Microsoft AI team leaks 38 GB of confidential data, including employees disk backup

Recent events have shown that the artificial intelligence (AI) research branch of Microsoft was the victim of a serious data disclosure breach. An incorrect configuration of an Azure storage account led to the disclosure of 38 gigabytes of confidential internal Microsoft data, as was discovered by a cybersecurity group known as Wiz.
When researchers from Microsoft shared open-source AI training data on GitHub, that’s when the data breach happened. Users were given a URL to retrieve the data from an Azure storage account, which was supplied by them. However, the access token that was sent inside the GitHub repository included an excessively broad set of permissions. It granted read-and-write access to the whole of the storage account, not just the data that was supposed to be accessed.

Wiz made the discovery that this account included 38 terabytes worth of confidential Microsoft data, which included the following:

Backups of the machines used by employees, which may include passwords, secret keys, and internal communications sent via Microsoft Teams.

Over 30,000 private communications sent by 359 Microsoft workers using the Microsoft Teams platform. The underlying problem was that Azure Shared Access Signature (SAS) tokens were being used without the appropriate permissions being scoped. Access to Azure storage accounts may be controlled at a finer grain using SAS tokens. On the other hand, if the configuration is not done correctly, they might provide an excessive number of permissions. A Shared Access Signature (SAS) token in Azure is described as a signed URL that provides access to Azure Storage data by the Wiz team. This information can be found on the Azure website. The user is able to modify the access level to their liking; the permissions may vary from read-only to full control, and the scope can be a single file, a container, or the whole storage account.

Additionally, the user has total control over the expiration time, giving them the ability to generate access tokens that never expire.

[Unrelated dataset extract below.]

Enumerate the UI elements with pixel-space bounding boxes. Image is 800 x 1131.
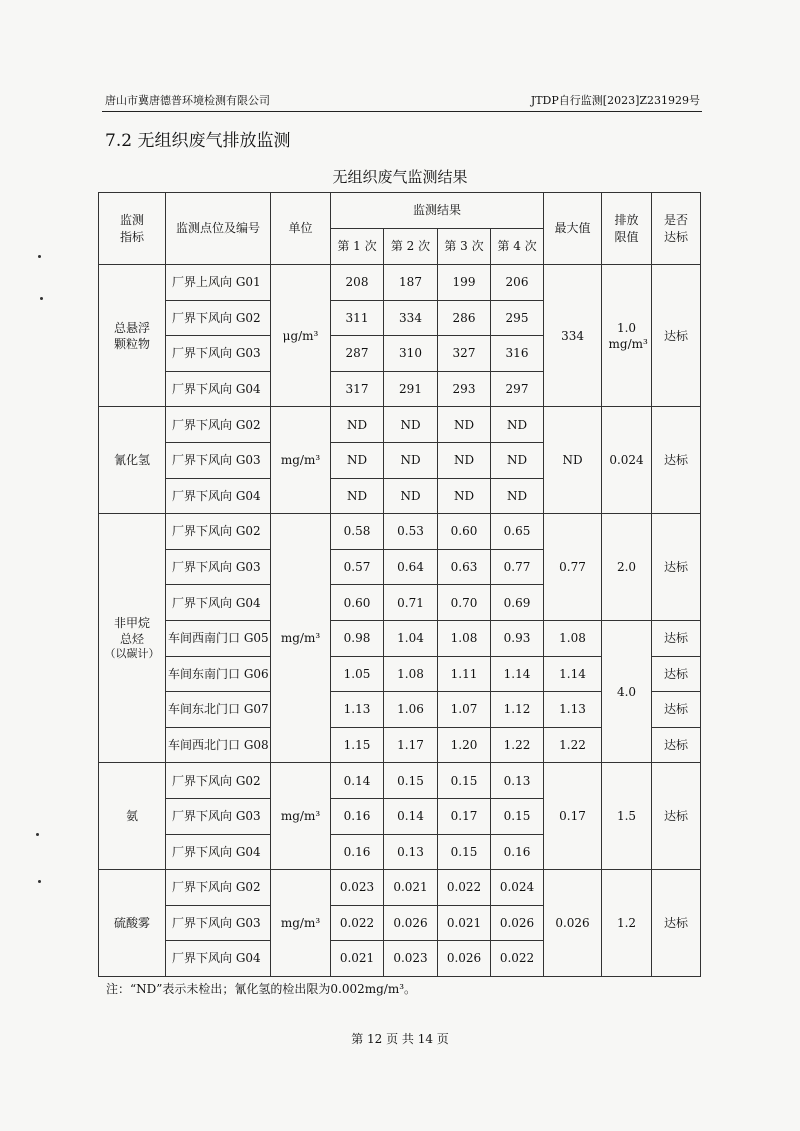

Instead of providing read-only access to the storage account, the token in this instance granted complete control of the contents of the account. In addition, there was no date of expiration, which meant that access would be granted forever.As a result of a deficiency in monitoring and control, SAS tokens provide a potential threat to data security; hence, their use should be restricted to the greatest extent feasible. Because Microsoft does not provide a centralized method to handle these tokens inside the Azure interface, keeping track of them may be an extremely difficult task. In addition, the duration of these tokens may be customized to practically endure forever, and there is no maximum age at which they can be used. Consequently, it is not a secure practice to use Account SAS tokens for external sharing, and users should refrain from doing so. – In addition, the Wiz Research Team said.

Because there is a lack of control, Wiz suggests putting restrictions on how account-level SAS tokens may be used. In addition, separate storage accounts should be used for any and all reasons involving external sharing. It is also recommended to do appropriate monitoring as well as security evaluations of shared data.

Since then, Microsoft has invalidated the exposed SAS token and carried out an internal evaluation of the damage it may have. Additionally, an acknowledgment of the occurrence can be found in a recent blog post written by the corporation.

Because more of an organization’s engineers are now working with enormous volumes of training data, this story illustrates the additional dangers that businesses face when beginning to utilize the capability of artificial intelligence more generally. The enormous volumes of data that data scientists and engineers work with need extra security checks and precautions as they work to get innovative AI solutions into production as quickly as possible.